Tempo and rhythm drills
Tempo drills need only enough room to swing a club, which most garages, yards, and even living rooms with furniture cleared provide. The goal is a repeatable rhythm, not power.
- Slow-motion full swings. Half speed or slower, focused entirely on the correct sequence of motion (lower body starting the downswing before the arms and club) rather than distance.
- Counted tempo. Count a consistent ratio out loud, such as “one-two” going back and “three” coming down, to build a rhythm that holds up under pressure instead of speeding up when it matters.
- Step-and-swing. Briefly lift the lead foot during the backswing and step back down through impact. This encourages rotation and sequencing instead of a pure arm swing or a sway off the ball.
Our training resources cover more on how tempo work fits into a broader practice structure once the basics above feel automatic.
Turning drills into a routine that sticks
The drills above only help if they actually happen consistently. Keep sessions short, 15 to 20 minutes, and pair them with an existing habit, like right after homework or right before dinner, rather than treating them as one more thing to schedule.
Rotate through putting, chipping, mirror work, and tempo across the week instead of trying to do all four every session. A junior who does 15 focused minutes of putting on Monday, chipping on Tuesday, and mirror work on Wednesday will retain more than one who does five rushed minutes of everything, every day.
For a sense of how at-home reps should fit around lessons, range time, and course play at a given age, see our age-based practice plans and the practice time allocation guide, which breaks down how much of the total should go to each skill.
When at-home drills are not enough
At-home work is good at building and maintaining fundamentals, but it cannot replace real ball flight feedback, actual green speeds, wind, or the pressure of a shot that counts. Those pieces only come from time on the range and the course.
If a fault keeps showing up despite consistent, correct home drilling, or a junior has plateaued for a full season, that is a signal to bring in outside eyes rather than repeat the same fix at home. Our coaching options guide walks through the different formats available, and the coach directory is the place to find one nearby.
Frequently asked questions
- What equipment do I need for at-home golf drills?
- A putter and a few balls cover most putting work. For chipping, a net or a heavy blanket rated to safely stop golf shots, plus a small target on the ground. A mirror and one or two alignment sticks cover the rest. None of it requires a large budget or a dedicated room.
- How much space does a junior need to practice chipping indoors?

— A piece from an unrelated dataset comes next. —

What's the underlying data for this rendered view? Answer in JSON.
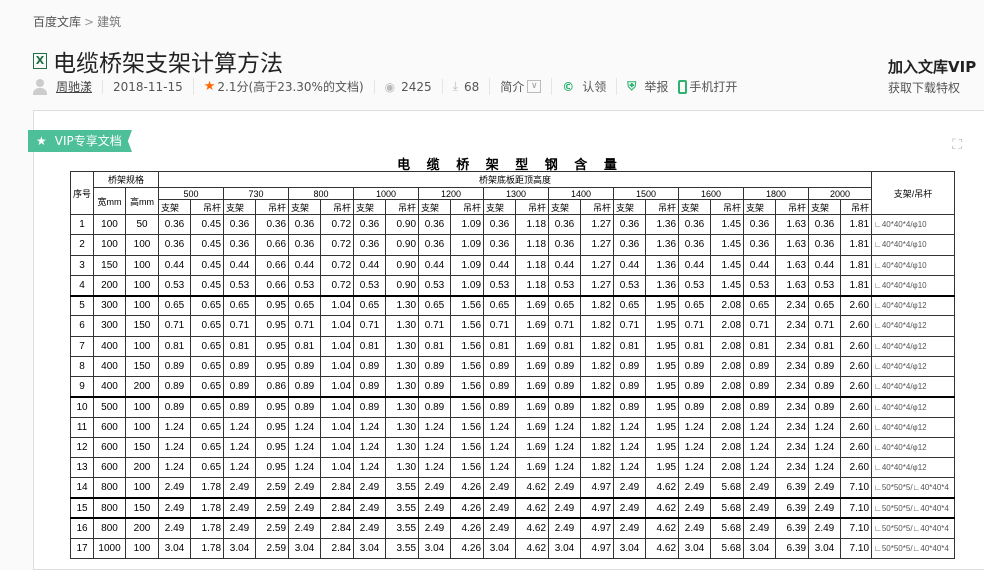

- Roughly 10 to 12 feet of clearance in front of a net is usually enough for short chip and pitch shots. A garage is often the best spot because it is enclosed and easy to protect. Always confirm any net or barrier is rated for the shots being hit.
- Can putting practice at home really improve tournament scores?
- Yes. Putting is the one skill where indoor conditions come closest to real conditions, especially on a true, flat surface. Consistent reps on start line and distance control transfer directly to the course.
- How often should a junior golfer do at-home drills?
- A few short sessions a week, 15 to 20 minutes each, is enough to maintain feel between range and course days. Rotating through putting, chipping, mirror work, and tempo across the week keeps it useful without becoming repetitive.